In a particularly telling paragraph, he writes
The other odd absence from the English-language literary scene in India has been the startling lack of any biography, narrative history or indeed any serious literary non-fiction of any description. Earlier this year, Suketu Mehta published what is without doubt the best travel book published by an Indian author in recent years: Maximum City, his remarkable study of Bombay. But Mehta's achievement only highlights the absence of any real competition, for with the notable exceptions of Naipaul and Pankaj Mishra, and one book each by Seth and Ghosh, there are no other Indian travel writers.

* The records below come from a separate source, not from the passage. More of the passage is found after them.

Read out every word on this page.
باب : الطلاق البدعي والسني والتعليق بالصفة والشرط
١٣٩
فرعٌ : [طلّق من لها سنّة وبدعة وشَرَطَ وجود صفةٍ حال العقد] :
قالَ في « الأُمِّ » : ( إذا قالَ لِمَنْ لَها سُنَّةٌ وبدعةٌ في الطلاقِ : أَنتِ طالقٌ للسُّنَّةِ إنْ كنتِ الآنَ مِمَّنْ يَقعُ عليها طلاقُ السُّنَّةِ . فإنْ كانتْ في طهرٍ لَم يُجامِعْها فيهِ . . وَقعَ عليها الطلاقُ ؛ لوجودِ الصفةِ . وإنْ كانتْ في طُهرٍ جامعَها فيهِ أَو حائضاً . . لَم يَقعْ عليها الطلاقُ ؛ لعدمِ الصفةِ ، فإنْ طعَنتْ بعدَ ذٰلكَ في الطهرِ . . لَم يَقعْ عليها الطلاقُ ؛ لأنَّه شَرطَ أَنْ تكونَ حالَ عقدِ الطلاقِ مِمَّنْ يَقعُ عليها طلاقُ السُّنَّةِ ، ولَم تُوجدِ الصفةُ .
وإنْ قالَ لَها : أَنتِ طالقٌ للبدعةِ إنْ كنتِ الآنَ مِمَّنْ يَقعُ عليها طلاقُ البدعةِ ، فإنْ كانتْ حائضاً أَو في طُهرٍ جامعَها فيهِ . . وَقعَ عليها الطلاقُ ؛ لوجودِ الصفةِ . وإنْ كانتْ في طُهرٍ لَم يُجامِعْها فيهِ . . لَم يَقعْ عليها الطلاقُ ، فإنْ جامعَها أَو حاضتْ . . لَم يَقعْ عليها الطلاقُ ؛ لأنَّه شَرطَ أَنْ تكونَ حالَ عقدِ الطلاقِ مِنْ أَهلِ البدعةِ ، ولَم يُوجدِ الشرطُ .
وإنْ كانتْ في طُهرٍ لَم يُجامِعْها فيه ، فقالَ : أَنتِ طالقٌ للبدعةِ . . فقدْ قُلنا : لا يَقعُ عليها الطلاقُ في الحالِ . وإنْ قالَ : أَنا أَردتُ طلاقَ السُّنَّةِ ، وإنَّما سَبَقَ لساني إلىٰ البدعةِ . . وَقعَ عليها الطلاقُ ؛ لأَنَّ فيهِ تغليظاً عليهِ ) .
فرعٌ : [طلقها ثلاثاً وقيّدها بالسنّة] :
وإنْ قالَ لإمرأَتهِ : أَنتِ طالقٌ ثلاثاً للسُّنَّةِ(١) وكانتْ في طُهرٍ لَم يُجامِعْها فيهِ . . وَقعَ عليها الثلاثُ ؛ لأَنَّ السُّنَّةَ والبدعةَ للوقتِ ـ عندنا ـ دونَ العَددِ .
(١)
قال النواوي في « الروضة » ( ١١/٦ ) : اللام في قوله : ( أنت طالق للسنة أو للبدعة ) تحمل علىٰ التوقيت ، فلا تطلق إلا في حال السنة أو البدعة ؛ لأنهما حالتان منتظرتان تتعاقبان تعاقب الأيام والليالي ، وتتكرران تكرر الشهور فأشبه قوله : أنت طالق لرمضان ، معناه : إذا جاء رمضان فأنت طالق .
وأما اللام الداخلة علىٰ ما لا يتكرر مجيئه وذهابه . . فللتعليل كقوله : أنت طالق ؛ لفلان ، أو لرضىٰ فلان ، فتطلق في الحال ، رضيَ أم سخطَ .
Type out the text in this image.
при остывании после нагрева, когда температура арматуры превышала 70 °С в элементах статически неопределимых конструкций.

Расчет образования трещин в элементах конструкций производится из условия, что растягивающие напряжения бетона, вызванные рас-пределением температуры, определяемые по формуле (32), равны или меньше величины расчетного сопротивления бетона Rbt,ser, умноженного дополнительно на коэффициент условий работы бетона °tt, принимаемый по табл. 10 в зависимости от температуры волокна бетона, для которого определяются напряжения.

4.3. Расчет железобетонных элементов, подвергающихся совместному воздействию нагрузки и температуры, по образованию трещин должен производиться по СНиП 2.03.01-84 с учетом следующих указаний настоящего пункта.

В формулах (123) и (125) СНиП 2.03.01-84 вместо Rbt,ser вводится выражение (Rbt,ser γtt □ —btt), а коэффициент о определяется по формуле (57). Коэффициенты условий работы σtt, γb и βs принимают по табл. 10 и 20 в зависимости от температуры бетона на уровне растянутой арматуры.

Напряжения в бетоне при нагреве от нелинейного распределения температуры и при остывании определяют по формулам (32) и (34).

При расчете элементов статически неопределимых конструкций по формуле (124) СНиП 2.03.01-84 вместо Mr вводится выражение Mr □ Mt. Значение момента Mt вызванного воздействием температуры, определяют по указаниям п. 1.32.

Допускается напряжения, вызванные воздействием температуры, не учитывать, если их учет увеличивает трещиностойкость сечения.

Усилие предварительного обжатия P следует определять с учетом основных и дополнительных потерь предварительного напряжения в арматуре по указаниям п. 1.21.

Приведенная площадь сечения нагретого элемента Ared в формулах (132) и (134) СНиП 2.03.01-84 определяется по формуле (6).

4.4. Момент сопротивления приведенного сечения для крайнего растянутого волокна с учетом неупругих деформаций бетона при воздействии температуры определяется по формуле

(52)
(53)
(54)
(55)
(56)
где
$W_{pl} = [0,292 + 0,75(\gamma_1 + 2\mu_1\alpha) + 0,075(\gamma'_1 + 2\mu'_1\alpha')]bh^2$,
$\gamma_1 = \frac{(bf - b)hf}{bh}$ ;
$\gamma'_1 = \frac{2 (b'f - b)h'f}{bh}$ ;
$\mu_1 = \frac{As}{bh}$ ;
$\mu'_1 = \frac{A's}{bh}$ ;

The situation with history is even more dire. Although brilliant young Indian historians such as Sanjay Subramaniam produce many excellent specialist essays and learned academic studies, it is still impossible, for example, to go into a bookshop in Delhi and buy an up-to-date and accessible biography of any of India's pre-colonial rulers, even of the most obvious ones such as Akbar or Shah Jehan, the builder of the Taj Mahal. Why is it that much the most popular biography of Mrs Gandhi was by Katherine Frank, an American living in England, and the most authoritative study of Hindu nationalism by a Frenchman, Christophe Jaffrelot? Why are there no Indian authors writing this sort of thing better than us firangi interlopers?
How true. The number of serious works of non-fiction in English written by Indian Authors and easily accessible to mass readers is negligible. To take a particularly brash view, I wonder if the common accusation that Indians tend to stay at the surface level of things has anything to do with this shying away from works that require far more research than imagination.